Source: MetroNews
April 19, 2021
Senator Joe Manchin and United Mine Workers President Cecil Roberts together endorsed legislation to strengthen labor unions, pushed for federal investments in carbon capture technology, advocated for using coal to make steel in the United States and called for building up coal-producing communities that have languished in recent years.
“We’re very much interested in protecting existing coalfield jobs,” Roberts said. “I would say to our friends in government and high places that we’ve just about had all we can take of layoffs and people losing their jobs in the coalfields. It doesn’t have to be that way.”
Manchin and Roberts, both prominent West Virginians, appeared together at a livestreamed National Press Club event called “Energy Transition and the Next Steps for Coal Country.”
Manchin, a Democrat, is chairman of the U.S. Senate’s Energy and Natural Resources Committee.
He has assumed that prominent role during overlapping debates over how to deal with climate change, how to mitigate economic hard times in communities that traditionally relied upon mining for employment and the appropriate focus of a broad-ranging infrastructure package that could provide a boost.
Manchin generated a headline today through his endorsement of the “Protect the Right to Organize Act” — often called the PRO Act — in the Senate. The bill is a priority for labor organizations, including the AFL-CIO.
The bill would enhance collective bargaining rights, strengthen workers’ right to strike and override state “right-to-work” laws.
“Fifty percent of unions fail in their first year of organizing. This legislation will level the playing field,” Manchin said, announcing he would co-sponsor the bill.
Manchin’s endorsement is significant with a 50-5o split in the U.S. Senate. But his backing is not decisive because the Senate’s filibuster rules would require 60 votes.
“Allowing people who want to join a union to have that opportunity — that’s one of the basic freedoms that we have,” Roberts said, thanking Manchin for his support.
Roberts’ appearance coincided with a release of the United Mine Workers’ set of goals called “Preserving Coal Country.”
“Change is coming, whether we seek it or not.
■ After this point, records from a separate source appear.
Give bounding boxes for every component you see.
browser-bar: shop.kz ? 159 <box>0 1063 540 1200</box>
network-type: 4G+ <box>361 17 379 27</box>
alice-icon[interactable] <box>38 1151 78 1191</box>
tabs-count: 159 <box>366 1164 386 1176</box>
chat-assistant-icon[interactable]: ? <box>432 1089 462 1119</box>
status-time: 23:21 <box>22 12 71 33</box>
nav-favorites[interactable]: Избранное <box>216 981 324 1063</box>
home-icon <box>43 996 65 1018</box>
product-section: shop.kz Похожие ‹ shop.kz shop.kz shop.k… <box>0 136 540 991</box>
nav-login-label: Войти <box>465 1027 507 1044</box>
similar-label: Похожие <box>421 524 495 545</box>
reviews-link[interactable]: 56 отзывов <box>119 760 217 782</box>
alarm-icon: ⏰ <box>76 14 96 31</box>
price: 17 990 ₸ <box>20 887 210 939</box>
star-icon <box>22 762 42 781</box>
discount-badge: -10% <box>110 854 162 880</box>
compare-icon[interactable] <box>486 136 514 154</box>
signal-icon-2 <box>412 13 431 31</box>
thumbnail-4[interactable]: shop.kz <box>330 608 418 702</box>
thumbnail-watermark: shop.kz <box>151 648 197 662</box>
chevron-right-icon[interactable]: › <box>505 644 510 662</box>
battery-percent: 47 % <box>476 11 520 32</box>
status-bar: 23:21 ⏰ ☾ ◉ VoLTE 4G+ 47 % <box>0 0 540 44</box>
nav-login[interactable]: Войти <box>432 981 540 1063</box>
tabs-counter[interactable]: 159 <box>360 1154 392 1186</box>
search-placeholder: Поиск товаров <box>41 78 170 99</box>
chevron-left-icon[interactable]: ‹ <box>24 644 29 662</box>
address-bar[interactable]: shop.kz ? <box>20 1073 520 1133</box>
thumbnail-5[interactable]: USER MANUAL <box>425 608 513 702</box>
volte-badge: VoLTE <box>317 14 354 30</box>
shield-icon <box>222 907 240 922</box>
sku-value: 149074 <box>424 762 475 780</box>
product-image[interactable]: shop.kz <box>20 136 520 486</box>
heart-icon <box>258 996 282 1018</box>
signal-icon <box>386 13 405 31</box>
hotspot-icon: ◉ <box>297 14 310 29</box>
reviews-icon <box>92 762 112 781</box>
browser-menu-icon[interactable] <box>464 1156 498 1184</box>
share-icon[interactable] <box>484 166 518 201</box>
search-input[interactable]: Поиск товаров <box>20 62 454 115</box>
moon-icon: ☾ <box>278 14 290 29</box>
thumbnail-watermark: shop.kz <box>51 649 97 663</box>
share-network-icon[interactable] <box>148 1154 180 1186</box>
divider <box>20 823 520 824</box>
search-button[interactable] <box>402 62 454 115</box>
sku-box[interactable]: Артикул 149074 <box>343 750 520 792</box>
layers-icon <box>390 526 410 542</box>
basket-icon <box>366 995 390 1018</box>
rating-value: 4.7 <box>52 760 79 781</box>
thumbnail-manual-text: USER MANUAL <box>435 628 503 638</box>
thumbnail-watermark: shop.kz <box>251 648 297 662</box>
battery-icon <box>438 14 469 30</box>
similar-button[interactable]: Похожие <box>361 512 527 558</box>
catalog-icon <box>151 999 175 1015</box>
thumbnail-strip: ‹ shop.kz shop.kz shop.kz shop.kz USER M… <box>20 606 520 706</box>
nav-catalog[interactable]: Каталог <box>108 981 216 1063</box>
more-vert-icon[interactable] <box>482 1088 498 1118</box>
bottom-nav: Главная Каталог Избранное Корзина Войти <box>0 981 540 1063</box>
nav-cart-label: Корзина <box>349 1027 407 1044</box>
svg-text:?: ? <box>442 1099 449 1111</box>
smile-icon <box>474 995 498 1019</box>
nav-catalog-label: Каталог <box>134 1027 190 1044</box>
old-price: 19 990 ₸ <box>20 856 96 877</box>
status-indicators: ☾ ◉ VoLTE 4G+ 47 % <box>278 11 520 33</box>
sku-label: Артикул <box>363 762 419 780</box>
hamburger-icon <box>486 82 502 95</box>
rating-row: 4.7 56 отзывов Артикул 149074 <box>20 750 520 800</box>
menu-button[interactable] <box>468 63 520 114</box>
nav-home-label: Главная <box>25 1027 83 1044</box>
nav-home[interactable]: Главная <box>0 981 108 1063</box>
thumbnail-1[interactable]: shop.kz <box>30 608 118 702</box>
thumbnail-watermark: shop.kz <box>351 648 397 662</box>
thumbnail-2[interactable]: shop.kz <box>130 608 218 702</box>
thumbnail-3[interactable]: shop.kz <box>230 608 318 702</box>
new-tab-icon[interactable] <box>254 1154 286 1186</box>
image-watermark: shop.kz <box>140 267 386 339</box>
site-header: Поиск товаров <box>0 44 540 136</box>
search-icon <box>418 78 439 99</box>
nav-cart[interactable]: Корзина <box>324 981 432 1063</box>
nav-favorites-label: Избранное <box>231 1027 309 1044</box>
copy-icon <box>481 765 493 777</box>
Too many inside and outside the coalfields have looked the other way when it comes to recognizing and addressing specifically what that change must be, but we can look away no longer,” the United Mineworkers stated. “We must act, while acting in a way that has real, positive impact on the people who are most affected by this change.
Roberts noted that coal jobs fell by another 7,000 last year. That leaves about 34,000 active coal miners in the United States, he said.
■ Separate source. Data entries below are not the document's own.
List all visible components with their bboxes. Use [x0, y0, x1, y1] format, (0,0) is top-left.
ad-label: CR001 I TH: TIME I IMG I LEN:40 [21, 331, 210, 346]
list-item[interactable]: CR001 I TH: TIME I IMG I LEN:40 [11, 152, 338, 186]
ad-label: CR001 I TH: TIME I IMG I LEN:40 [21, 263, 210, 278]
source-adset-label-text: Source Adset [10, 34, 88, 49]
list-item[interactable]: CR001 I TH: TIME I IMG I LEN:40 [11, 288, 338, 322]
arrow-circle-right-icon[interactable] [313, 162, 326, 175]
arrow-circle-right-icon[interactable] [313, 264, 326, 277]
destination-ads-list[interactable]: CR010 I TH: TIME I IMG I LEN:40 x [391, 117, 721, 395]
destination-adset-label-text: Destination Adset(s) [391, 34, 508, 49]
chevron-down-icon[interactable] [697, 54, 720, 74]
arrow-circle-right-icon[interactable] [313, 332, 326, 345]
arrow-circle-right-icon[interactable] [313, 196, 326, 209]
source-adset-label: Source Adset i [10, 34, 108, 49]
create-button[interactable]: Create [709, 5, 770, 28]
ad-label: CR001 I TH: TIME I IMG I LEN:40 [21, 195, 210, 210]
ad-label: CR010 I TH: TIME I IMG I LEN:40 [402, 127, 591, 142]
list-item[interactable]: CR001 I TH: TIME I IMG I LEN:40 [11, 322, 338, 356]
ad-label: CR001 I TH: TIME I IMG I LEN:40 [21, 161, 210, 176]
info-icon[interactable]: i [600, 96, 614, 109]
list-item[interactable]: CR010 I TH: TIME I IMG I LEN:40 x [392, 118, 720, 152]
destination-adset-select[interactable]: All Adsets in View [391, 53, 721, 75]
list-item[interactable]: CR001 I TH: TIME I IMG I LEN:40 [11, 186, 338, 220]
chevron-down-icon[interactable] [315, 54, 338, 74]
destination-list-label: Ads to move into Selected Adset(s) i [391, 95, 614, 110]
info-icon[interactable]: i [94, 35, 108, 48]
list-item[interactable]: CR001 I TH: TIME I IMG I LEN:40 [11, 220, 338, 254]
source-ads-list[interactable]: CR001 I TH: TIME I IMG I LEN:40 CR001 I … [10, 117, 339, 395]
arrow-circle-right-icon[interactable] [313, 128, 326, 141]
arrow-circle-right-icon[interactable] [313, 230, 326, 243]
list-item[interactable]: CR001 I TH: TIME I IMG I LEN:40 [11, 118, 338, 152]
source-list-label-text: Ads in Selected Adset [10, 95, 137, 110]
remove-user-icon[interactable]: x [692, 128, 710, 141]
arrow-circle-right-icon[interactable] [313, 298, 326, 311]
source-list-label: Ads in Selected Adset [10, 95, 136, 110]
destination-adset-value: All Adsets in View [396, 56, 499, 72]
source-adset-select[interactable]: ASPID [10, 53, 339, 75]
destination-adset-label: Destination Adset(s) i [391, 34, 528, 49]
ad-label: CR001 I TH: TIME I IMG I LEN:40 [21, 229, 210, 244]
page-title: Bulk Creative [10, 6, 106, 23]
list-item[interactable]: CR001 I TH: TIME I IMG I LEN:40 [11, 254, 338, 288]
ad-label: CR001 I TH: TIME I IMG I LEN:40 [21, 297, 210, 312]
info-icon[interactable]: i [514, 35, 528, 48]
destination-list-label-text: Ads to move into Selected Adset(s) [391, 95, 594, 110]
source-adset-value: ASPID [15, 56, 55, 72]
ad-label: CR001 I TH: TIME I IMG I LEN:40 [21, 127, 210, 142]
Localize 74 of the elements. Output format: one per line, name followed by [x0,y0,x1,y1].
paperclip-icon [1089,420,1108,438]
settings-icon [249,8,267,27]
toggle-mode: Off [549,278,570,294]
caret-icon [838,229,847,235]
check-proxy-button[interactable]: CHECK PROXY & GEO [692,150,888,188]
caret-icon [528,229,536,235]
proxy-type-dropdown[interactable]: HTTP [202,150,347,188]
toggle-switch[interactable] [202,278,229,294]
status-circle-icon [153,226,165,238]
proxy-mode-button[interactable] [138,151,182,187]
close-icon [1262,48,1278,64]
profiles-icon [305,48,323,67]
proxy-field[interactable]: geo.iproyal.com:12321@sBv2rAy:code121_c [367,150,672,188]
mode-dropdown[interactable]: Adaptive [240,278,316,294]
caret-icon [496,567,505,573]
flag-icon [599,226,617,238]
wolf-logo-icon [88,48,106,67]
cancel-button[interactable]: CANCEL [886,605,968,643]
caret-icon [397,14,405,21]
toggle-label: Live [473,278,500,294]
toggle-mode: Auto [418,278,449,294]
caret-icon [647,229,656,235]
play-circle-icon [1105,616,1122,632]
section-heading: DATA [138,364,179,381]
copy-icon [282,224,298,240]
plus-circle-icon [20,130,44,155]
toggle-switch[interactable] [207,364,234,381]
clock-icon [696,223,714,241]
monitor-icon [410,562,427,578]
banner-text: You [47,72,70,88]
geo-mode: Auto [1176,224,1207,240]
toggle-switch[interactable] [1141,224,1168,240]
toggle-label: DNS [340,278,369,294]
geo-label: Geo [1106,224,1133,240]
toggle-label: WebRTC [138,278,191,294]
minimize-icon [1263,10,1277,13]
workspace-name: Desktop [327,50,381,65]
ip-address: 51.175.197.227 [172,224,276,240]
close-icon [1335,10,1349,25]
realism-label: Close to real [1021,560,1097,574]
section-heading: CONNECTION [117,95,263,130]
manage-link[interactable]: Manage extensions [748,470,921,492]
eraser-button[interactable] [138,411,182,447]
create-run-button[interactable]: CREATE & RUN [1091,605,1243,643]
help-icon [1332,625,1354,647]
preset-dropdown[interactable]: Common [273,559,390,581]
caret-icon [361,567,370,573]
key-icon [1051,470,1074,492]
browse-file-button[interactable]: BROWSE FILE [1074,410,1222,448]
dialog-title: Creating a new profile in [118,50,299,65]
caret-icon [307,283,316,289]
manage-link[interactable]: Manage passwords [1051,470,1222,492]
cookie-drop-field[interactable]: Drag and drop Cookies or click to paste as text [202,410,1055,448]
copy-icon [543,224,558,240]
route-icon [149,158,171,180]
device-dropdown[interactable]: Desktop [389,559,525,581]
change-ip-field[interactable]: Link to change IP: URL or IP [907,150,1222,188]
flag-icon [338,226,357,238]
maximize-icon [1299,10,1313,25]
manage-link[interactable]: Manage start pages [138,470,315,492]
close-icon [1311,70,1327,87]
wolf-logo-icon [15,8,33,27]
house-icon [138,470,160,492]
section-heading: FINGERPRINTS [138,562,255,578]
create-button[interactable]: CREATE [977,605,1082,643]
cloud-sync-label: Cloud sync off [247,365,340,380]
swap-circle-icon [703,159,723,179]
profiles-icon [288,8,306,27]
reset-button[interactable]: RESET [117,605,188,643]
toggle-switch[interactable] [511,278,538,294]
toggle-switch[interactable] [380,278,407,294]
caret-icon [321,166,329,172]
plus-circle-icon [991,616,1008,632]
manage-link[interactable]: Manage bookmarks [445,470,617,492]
“We have to think about the people who have already lost their jobs,” Roberts said. “I’m for any jobs that we can create that would be good-paying jobs for our brothers and sisters who have lost them in the UMWA.”
Roberts urged a greater embrace of metallurgical coal, which is used to make steel. The context of that point is the infrastructure proposal being debated at the federal level.
“Start making steel again,” Roberts said. “Let’s have a policy in this country — if we’re going to have infrastructure, let’s make the steel in the United States. Let’s mine metallurgical coal. Let’s have those steel mills in this country. Let’s create thousands of jobs.”
Both Manchin and Roberts urged more use of carbon capture technology to retain coal’s role in energy production. The process captures carbon dioxide emissions from sources like coal-fired power plants and either reuses it or stores it. Much research has gone into the process, but it’s been widely viewed as a high financial hurdle.
“We know we can do it commercially,” Manchin said. “We just haven’t found how we have a downstream or a value for the carbon we’re extracting.”
The UMW’s proposal released today wants the federal government to significantly enhance carbon capture and storage research and development funding with a goal of demonstrating commercial use for coal-fired utilities by 2030. It also calls for building out carbon capture infrastructure such as pipelines and injection wells.
“Someone’s going to develop this technology and it ought to be the United States of America,” Roberts said.
At a separate event, Congressman David McKinley spotlighted the possibilities of carbon capture technology. McKinley, a Republican, spoke on video with a coal miner from the Tunnel Ridge Mine outside Wheeling.
The one-minute conversation was part of the House GOP caucus’s three-day “Energy Innovation Agenda,” a virtual forum that describes conservative solutions for a better climate.
McKinley was pushing legislation to promote development of innovative carbon capture, utilization, and storage projects through the Department of Energy loan guarantee program.